Figure 2, picture c reveals that albumin gnuther be separated from the cultivated Darkfield preparation.

[Günther Enderlein 95 years old].

In addition, the protein spot of globin significantly increased in size larger spot in comparison to the unpurified Darkfield Bodies, showing that Darkfield Bodies are specific polymerization products primarily composed of the body’s own molecules globin and albumin [69].

Do all the hazardous proteins all come from the infected cattle brain eaten by the sheep? Enderlein described this as a sexual process that leads to the transition from pathogenic bacterial forms to non-pathogenic protein forms symprotit, macrosymprotit and viral forms spermites [29] [30]. However, his model of a life cycle of bacteria with a protein of plant origin protit as the starting point is no longer viable in light of the presented results.
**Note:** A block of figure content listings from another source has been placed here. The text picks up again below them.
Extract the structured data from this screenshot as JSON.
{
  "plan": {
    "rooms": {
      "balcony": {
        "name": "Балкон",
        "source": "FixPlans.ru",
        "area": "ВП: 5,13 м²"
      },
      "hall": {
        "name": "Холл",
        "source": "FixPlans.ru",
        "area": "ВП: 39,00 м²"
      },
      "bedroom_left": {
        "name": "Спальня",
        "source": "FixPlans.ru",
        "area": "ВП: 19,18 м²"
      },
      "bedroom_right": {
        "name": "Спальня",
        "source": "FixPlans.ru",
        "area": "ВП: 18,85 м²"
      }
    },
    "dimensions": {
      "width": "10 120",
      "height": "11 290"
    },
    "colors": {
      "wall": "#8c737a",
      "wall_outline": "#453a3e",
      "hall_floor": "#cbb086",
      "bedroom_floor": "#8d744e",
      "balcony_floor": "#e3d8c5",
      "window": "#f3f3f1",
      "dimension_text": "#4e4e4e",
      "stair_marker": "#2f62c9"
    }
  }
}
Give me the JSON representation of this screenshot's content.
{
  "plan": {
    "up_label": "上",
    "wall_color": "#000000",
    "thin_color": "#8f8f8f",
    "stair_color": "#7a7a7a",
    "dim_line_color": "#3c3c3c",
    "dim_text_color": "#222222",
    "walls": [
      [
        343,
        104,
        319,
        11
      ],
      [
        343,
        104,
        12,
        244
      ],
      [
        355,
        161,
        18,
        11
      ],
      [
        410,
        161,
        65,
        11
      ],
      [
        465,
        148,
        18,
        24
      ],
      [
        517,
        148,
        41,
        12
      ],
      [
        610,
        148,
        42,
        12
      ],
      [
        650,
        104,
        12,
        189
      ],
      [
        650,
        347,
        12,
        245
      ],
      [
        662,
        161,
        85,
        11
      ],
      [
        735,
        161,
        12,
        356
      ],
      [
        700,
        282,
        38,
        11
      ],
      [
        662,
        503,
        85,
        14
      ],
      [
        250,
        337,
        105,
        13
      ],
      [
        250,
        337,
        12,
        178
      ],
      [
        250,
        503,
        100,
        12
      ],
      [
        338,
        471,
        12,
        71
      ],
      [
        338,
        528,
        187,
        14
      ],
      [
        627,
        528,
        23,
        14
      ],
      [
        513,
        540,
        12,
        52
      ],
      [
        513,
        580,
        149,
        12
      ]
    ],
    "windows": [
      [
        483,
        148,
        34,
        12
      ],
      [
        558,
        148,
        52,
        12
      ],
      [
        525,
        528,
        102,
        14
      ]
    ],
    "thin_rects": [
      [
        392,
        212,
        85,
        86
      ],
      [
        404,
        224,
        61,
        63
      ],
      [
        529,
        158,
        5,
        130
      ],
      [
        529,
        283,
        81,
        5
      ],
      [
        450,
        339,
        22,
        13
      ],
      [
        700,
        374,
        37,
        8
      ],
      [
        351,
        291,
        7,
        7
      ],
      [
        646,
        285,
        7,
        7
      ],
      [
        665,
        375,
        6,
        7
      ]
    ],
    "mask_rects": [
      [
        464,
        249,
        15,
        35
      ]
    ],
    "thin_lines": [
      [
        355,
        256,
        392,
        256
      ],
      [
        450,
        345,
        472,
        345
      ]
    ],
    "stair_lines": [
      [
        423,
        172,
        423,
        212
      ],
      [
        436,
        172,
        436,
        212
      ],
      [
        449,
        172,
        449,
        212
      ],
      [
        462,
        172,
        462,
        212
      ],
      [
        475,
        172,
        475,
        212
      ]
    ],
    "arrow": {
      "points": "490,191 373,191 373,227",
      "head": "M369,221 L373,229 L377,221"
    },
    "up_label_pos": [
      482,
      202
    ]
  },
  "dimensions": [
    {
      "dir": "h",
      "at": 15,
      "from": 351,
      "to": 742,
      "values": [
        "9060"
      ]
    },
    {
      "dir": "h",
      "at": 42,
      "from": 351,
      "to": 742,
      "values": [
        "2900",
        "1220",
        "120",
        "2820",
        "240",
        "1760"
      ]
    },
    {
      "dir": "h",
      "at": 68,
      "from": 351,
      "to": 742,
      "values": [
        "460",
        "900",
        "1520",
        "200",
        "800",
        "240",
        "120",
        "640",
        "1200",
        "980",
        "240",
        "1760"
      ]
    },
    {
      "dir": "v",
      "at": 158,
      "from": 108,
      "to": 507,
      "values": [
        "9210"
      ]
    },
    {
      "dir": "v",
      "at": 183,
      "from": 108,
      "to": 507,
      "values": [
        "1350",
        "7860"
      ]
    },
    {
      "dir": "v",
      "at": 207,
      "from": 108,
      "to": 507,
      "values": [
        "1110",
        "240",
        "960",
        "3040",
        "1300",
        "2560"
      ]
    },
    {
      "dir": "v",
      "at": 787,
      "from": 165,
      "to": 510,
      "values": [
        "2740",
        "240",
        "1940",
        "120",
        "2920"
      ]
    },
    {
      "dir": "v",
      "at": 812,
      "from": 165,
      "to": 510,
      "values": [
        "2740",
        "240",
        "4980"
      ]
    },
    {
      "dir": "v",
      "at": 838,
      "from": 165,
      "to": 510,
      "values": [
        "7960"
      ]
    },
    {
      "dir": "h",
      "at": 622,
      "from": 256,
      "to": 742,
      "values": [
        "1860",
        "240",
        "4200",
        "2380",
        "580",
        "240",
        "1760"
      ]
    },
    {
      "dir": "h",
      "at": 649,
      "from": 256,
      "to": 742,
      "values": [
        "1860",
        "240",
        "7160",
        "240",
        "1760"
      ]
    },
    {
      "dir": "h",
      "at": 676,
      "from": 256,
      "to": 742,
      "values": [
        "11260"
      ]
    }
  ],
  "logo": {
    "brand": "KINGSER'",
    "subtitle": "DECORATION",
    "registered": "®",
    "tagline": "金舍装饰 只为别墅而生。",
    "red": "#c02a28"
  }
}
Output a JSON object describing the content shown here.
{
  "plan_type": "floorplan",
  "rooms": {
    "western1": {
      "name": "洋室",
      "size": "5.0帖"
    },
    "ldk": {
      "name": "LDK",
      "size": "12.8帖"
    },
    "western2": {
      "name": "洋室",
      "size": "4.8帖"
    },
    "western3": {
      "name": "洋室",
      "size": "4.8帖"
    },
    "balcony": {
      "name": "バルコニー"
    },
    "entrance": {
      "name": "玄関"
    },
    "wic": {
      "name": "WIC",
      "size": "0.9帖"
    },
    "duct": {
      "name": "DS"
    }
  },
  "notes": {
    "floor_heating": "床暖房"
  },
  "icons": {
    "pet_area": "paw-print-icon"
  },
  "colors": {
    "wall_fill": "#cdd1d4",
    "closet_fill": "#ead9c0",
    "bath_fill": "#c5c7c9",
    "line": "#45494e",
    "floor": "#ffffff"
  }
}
He wrote over scientific papers, was a journal editor, lectured internationally and founded the IBICA Institute for microbiological research into health. After staining, the matrix was scanned into a computer, which automatically compared it to scientific databases that provided information on which proteins spots were known, which were new, and which gained or lost intensity.

He proposed that the protit or Endobiont is present in every cell of the human body, and under a specific stimulus will progress through an upward development to higher pathogenic levels, culminating in a fungus [42] [43] [44].